Anodyne resides within the subconscious of a cerebral adventurer named Young, a boy who ventures into a spiritual walkabout that, though enlightening, is filled with danger. Although this 16-bit homage sprinkles its narrative with dry humor and cute gameplay, don't get it twisted: Anodyne is a nightmarish journey of the soul. Does this blend of levity and darkness create the perfect iOS souffle, or does it crumble amidst its pretension?
It's embarrassing how a visually rudimentary game can hold more themes and depth than most of today's eye catching titles, and Anodyne is living proof that dreams still live within a pixelated universe. The story's absurd yet charming conceit is that Young, in order to master his own thoughts, holds a powerful broom that can consume and dish out dust at a moment's notice. Strategically placing the dust to block deadly lasers or surreal looking creatures enables our hero to survive just a bit longer. Creatures can also be vanquished by braining them with the aforementioned weapon, and at times their death will give Young an extra life cell to boot.
A virtual joystick found on the left side of the screen moves Young from room to room, and the slim C button is used to interact with enemies or objects he encounters on his quest. The title's minor flaw lies in the joystick, which will occasionally overcompensate on your command. For example if you're moving forward to throw some dust on a laser, Young may accidentally overstep his bounds and run into a world of hurt. It's a control issue that is a grain of salt in this loving spoonful of goodness, especially since life cells aren't a rare commodity.
For Young to unlock even more doors within his mind, he must find keys and cards throughout his mission. Anodyne doesn't let gamers off easy with its puzzle based sequences, as running around in circles may be your ultimate frustration if you can't get past a boss level or find a much needed item. If you have a horrible sense of direction and ignore the maps that are provided for your journey, then many of your questions will take a long time to answer.

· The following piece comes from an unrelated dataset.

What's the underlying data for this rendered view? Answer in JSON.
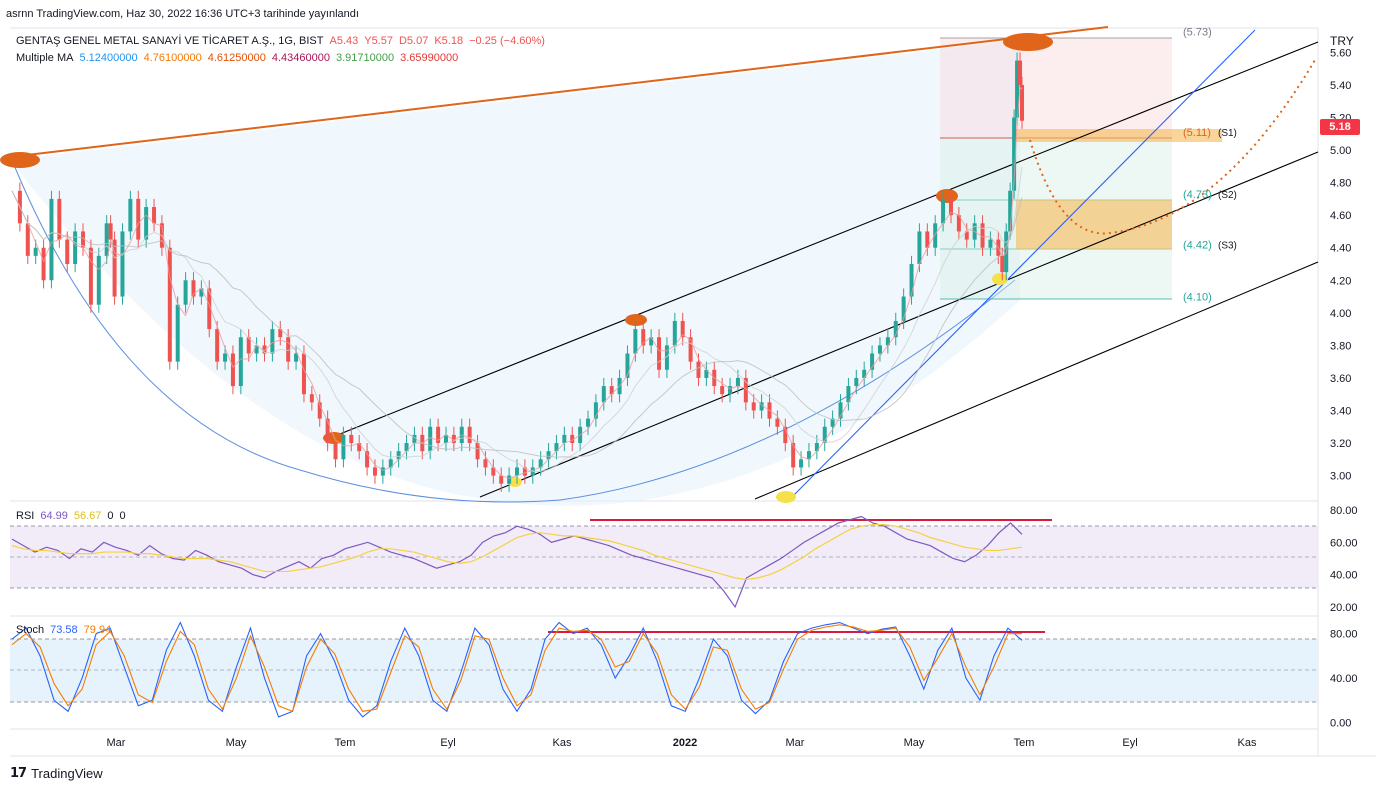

Although it has taken me quite a bit of time to figure a few important Anodyne puzzles out, here's one piece of advice you need to follow; and don't worry, it's not a spoiler. Make sure you obliterate everything in a given room with your broom. Their death may lead to the opening of a gate, which will lead to another puzzle and possibly to another dimension. There are a few dialogue sequences laced with humor along the way, especially if you try to interact with statues, but the words that continue to stick with me rest within my first boss encounter. As I essentially swept him into seeming oblivion, he had these prophetic words to offer.
To have an enemy offer words that, upon one's interpretation, is either a threat or a form of encouragement, exemplifies Anodyne's deliciously surreal tone. The first rate score, which could have been lifted off a Twin Peaks episode, only adds to its seductive pool of dread. With such a foreboding and suffocating tone, a bit of humor actually works now and again. Do a couple of jokes amidst the darkness blend into a mouth watering gulp of gumbo? You betcha.
With a quest filled with death at every turn, unlocking life's innermost mysteries is an understandably daunting and oftentimes discouraging experience. For Young to remain strong, he must understand the tragic inevitability of it all. Edgar Allan Poe once wrote that, "All that we see or seem, is but a dream within a dream." We may never escape our own nightmares, but why not pick up a broom, dust off the cobwebs, and give it the old college try? Young is determined to open the door into another dimension, and following in his 16-bit footsteps isn't such a bad idea.